Robert Louis Stevenson was born in Edinburgh on November 13, 1850, the only son of his middle-class parents. His mother was deeply religious, so Stevenson grew up within a strict Presbyterian environment. His father was a successful engineer, best known for the many lighthouses he built, and the son was expected to follow in his footsteps. Stevenson initially studied engineering but was finally allowed to move into law. However, he soon began exploring French literature, then Sottish history and the works of Charles Darwin. Stevenson’s dislike of strict religiosity led to clashes with his parents. In his early 20s, he was diagnosed with tuberculosis, a severe respiratory illness from which he would suffer for the rest of his life. During that time, he also met – and fell in love with – Fanny Vandergrift Osbourne, an American woman who was married and ten years his senior. In 1879, he traveled to California to marry her after her divorce. Stevenson began his writing career initially as a travel writer and essayist. A collection of his short stories was published as The New Arabian Nights in 1882, but it was the success of his first full novel, Treasure Island, published in 1883 and followed by Kidnapped, that established him as an author and allowed him to live off his earnings.

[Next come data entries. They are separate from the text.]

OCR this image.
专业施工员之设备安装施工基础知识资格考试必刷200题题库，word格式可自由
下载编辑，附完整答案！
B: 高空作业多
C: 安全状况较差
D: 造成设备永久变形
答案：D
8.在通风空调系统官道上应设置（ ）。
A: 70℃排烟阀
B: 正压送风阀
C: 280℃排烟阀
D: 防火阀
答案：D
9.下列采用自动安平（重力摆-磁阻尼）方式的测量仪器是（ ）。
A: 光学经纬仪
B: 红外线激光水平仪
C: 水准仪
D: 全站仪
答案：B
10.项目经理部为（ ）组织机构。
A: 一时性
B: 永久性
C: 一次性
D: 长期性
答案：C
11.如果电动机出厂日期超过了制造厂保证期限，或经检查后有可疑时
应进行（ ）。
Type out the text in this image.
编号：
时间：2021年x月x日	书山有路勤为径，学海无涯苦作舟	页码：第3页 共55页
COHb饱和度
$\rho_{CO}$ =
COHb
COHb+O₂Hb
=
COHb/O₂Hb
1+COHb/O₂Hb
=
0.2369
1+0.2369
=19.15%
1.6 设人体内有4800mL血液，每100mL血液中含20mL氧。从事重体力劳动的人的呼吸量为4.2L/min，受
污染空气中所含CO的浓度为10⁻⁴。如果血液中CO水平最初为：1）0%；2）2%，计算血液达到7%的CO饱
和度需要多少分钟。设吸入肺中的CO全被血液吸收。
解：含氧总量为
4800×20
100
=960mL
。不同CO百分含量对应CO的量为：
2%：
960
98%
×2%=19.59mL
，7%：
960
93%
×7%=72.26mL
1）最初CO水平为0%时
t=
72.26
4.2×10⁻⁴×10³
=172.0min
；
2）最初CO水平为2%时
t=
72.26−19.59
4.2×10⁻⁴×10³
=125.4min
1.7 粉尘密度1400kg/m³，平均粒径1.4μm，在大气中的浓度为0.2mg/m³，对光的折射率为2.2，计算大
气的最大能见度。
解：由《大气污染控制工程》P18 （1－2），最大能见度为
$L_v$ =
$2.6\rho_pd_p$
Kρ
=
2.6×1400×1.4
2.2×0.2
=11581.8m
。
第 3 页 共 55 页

His strict religious upbringing and the question of evil and predestination influenced some of his later novels, most notably Strange Case of Dr Jekyll and Mr Hyde (1886) and The Master of Ballantrae (1889). After his father’s death in 1887, Stevenson moved to America for a year before setting off to the South Seas in 1888. He bought a property in Apia on Samoa as he was convinced that he wouldn’t survive another cold and wet winter in Britain and lived there from 1890. He wrote several travelogues and reports about life on the island – but no further major novels. At the time of his death, he was working on The Weir of Hermiston, a romantic historical novel that was markedly different in style from his previous work and has often been praised as having all the signs of a literary masterpiece. However, before he could finish the novel, Stevenson died of a cerebral hemorrhage at age 44 on December 3, 1894.